“——那我现在应该做什么?”
“你继续去上课,去图书馆,像是往常一样生活。”查尔斯说,“然后再别人问你的时候,你告诉他们你什么都没看见——因为我从你这里听到的就是这个说法。”
亚瑟咬着嘴唇,神色中带着一丝迷茫和惶然,“我会的——但你知道是怎么回事吗?”
“我还不确定。”查尔斯说,“但我正在找。”
亚瑟看了他几秒,笑了一下。那笑容虽然还是有些勉强,但回到了他惯常的感觉,带着促狭,“你总是这么说,好像世界上所有的事情都有一份没有被任何人发现过的草稿。
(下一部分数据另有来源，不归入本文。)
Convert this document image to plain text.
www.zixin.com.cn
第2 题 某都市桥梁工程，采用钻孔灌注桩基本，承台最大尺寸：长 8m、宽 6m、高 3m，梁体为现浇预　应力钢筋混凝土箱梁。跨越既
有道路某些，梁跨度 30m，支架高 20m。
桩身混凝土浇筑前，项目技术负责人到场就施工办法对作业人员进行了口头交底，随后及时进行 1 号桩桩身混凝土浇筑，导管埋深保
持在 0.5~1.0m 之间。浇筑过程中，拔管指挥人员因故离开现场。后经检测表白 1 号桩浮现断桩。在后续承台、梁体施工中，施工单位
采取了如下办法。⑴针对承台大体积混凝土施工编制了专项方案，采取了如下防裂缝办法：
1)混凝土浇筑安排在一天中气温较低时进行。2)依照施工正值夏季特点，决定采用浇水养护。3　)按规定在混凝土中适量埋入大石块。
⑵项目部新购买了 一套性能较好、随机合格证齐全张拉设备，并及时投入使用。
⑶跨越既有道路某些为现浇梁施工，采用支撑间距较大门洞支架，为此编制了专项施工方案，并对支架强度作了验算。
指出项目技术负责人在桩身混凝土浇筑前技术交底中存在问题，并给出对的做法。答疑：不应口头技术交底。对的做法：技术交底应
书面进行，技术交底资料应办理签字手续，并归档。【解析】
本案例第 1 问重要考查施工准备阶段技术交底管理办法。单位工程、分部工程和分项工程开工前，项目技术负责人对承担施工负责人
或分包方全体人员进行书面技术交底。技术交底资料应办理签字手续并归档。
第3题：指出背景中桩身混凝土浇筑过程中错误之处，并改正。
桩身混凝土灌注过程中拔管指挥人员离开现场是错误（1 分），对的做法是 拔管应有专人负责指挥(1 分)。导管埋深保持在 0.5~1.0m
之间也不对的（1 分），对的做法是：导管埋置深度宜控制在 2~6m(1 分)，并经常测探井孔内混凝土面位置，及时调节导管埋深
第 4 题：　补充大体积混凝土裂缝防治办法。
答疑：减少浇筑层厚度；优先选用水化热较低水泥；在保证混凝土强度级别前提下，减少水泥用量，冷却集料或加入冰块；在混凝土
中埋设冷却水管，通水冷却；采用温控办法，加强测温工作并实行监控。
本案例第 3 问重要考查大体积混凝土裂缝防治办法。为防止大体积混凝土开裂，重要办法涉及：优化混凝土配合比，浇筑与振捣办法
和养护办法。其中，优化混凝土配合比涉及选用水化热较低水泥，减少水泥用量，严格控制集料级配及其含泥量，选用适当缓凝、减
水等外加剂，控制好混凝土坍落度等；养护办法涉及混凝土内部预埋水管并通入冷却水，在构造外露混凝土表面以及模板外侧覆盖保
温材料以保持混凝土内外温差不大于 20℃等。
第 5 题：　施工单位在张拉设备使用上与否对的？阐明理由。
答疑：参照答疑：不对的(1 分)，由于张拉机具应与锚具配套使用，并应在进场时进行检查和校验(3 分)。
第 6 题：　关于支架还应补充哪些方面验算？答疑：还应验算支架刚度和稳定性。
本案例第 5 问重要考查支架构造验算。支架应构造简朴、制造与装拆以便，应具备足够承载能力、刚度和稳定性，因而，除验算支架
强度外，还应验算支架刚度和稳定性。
”
查尔斯眨了眨眼,也露出一个浅浅的笑容。
“也许是因为我确实这么想。”他说。
第二天上午,查尔斯去找了莫里亚蒂。
他在约定的时间敲响了教授办公室的门,“教授,我想请你看一份草稿。”
莫里亚蒂坐在桌后,目光落在那几页纸上、他读得比查尔斯预期的要慢,每一页的间隙他都会停顿片刻。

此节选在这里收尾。